Nach den protokollierten Aussagen der Zeugen R. und R. B. hatte letzterer den Mitarbeitern gesagt, das Geld - in Form eines Schecks über rund 180.000 DM - werde ausgezahlt, sobald die Bürgschaftserklärungen unterschrieben seien. Die sich darauf gründende Erwartung war - wiederum nach den Zeugenaussagen - den beiden Angestellten der Klägerin, W. und K., die die Abgabe der Bürgschaftserklärungen herbeiführten, bekannt. W. hat als Zeuge erklärt, R. B. habe bei der am 1. Februar 1995 mit den Mitarbeitern der Agentur veranstalteten Zusammenkunft, bei der er und sein Kollege K. anwesend waren, gesagt, die Besicherung der Provisionen sei wichtig, um den Fortbestand der Firma zu garantieren; möglicherweise, so hat sich der Zeuge ausgedrückt , habe der Eindruck bestanden, "daß die künftigen Provisionen fließen würden". Nach der Aussage K.s "motivierte" R. B. die Mitarbeiter, "die Bürgschaften zu unterschreiben, damit endlich Geld fließe". Er selbst habe das nicht gesagt. Er hat aber hinzugefügt: "Wir haben die Aussage des Herrn B. ...
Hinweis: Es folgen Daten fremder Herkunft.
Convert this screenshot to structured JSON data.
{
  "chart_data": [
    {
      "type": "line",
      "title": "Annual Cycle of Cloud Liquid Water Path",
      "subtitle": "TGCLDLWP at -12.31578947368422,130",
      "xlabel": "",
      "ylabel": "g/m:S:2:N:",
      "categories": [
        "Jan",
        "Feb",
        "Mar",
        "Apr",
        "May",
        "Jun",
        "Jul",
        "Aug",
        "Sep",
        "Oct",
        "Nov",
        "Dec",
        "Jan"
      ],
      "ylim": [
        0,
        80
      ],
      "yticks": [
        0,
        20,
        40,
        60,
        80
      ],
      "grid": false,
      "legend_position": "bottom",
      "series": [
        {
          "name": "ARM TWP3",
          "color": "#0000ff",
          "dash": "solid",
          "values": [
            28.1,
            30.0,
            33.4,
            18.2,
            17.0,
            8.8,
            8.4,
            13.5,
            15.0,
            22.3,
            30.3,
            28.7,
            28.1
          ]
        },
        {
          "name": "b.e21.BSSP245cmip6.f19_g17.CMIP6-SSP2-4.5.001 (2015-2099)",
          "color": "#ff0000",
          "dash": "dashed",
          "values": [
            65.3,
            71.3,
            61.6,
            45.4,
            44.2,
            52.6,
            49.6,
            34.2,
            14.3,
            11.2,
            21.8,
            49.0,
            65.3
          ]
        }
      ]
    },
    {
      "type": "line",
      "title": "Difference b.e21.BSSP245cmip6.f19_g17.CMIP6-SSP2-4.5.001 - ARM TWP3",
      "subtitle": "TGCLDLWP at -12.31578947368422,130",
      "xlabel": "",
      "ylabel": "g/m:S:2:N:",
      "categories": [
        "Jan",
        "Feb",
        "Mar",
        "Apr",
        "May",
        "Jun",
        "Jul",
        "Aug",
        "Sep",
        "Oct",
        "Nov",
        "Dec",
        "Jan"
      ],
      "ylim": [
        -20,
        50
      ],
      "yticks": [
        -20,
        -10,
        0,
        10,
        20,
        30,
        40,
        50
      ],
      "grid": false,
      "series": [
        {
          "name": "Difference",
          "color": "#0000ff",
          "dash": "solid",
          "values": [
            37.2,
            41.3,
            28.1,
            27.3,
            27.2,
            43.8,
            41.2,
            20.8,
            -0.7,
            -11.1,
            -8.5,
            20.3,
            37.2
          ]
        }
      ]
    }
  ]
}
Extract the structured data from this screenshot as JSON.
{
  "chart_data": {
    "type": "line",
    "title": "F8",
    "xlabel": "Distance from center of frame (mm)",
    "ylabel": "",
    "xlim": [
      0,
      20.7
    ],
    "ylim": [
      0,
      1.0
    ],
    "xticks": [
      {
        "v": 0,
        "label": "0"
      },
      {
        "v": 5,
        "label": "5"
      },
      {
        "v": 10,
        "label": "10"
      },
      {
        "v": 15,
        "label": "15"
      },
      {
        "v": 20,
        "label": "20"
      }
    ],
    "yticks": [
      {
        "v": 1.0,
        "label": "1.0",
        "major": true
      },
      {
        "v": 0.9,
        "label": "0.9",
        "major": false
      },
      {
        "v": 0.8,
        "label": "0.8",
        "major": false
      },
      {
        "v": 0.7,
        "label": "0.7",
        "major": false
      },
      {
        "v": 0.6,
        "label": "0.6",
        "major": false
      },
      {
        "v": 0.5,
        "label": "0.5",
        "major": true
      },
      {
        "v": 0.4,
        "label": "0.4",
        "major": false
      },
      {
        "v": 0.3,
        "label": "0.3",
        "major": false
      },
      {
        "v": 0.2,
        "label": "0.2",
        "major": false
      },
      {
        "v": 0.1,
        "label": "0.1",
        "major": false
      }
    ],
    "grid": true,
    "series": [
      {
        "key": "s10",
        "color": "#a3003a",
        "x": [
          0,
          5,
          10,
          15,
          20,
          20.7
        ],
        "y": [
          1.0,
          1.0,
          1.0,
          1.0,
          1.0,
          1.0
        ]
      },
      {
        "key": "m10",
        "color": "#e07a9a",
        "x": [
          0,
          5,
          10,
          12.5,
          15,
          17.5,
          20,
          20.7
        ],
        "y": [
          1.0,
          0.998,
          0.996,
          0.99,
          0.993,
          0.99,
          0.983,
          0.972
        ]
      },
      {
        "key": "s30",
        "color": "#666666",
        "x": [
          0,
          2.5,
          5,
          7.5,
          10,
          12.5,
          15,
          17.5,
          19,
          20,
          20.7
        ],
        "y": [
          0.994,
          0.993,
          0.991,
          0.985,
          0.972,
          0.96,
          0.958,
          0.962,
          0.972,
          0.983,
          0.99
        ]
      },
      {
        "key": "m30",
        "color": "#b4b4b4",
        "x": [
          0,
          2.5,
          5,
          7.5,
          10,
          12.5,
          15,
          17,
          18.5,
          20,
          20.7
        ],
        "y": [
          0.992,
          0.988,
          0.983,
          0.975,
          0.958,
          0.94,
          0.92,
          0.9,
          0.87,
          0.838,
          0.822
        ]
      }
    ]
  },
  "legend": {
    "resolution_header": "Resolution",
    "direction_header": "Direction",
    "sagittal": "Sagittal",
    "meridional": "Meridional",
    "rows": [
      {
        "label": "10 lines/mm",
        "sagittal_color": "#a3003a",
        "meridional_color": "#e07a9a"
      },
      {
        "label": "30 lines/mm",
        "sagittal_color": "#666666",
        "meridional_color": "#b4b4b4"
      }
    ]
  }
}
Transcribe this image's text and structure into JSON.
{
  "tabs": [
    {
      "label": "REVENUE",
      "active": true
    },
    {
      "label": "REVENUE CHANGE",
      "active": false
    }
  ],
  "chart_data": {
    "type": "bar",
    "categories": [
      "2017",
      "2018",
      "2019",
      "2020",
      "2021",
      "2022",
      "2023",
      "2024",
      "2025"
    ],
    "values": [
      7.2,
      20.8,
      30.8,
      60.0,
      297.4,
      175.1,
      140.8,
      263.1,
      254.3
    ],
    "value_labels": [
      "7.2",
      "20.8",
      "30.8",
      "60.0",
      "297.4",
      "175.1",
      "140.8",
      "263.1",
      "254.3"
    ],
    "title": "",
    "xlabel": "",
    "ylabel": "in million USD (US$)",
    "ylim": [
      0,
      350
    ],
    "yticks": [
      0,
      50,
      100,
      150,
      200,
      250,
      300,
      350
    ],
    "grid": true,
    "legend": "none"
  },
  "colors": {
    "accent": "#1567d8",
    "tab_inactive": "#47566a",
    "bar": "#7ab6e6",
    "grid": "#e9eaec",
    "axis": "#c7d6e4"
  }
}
nicht korrigiert". Ein weiterer Mitarbeiter der Agentur, der bereits erwähnte Zeuge R., hat bekundet, bei einer kurz zuvor abgehaltenen ersten Versammlung habe einer der beiden Vertreter der Klägerin mehrmals einen Scheck aus der Jackentasche gezogen und "ansatzweise gezeigt". W. und K. haben bei ihren erstinstanzlichen Aussagen die Taktik geschildert, mit der sie - in Absprache mit A. und R. B. - in der entscheidenden Versammlung am 1. Februar 1995 vorgegangen seien: Die Verhandlung sei in zwei getrennte Tagesordnungspunkte aufgegliedert worden; zunächst sei nur über die Gewährung von Sicherheiten durch die anwesenden Mitarbeiter gesprochen worden; erst, nachdem die Bürgschaftserklärungen unterschrieben gewesen seien, sei "die Frage, wie die Geschäfte betrieben werden", erörtert worden; "wir wollten eine Sache nach der anderen abhandeln". Im Protokoll über die erstinstanzliche Aussage K.s heißt es wörtlich: "Die Bürgschaft wurde zuerst abgefordert, da ich unterstelle, daß wir nach der Erörterung der Probleme über die Ordnungsgemäßheit der Versicherungsverträge die Bürgschaften nicht bekommen hätten". Tatsächlich kam es bei der Erörterung des zweiten Tagesordnungspunkts zu einem von allen Zeugen geschilderten Tumult, bei dem den Versicherungsvertretern die Aktentasche mit den soeben unterschriebenen Bürgschaften für kurze Zeit entrissen wurde und sie sich nur durch gewaltsame Flucht retten konnten, wobei nach der Schilderung, die der in einem anderen Prozeß verklagte Mitarbeiter G. dort bei seiner persönlichen Anhörung gegeben hat, "der eine ... dann noch eine Tür eingetreten" hat.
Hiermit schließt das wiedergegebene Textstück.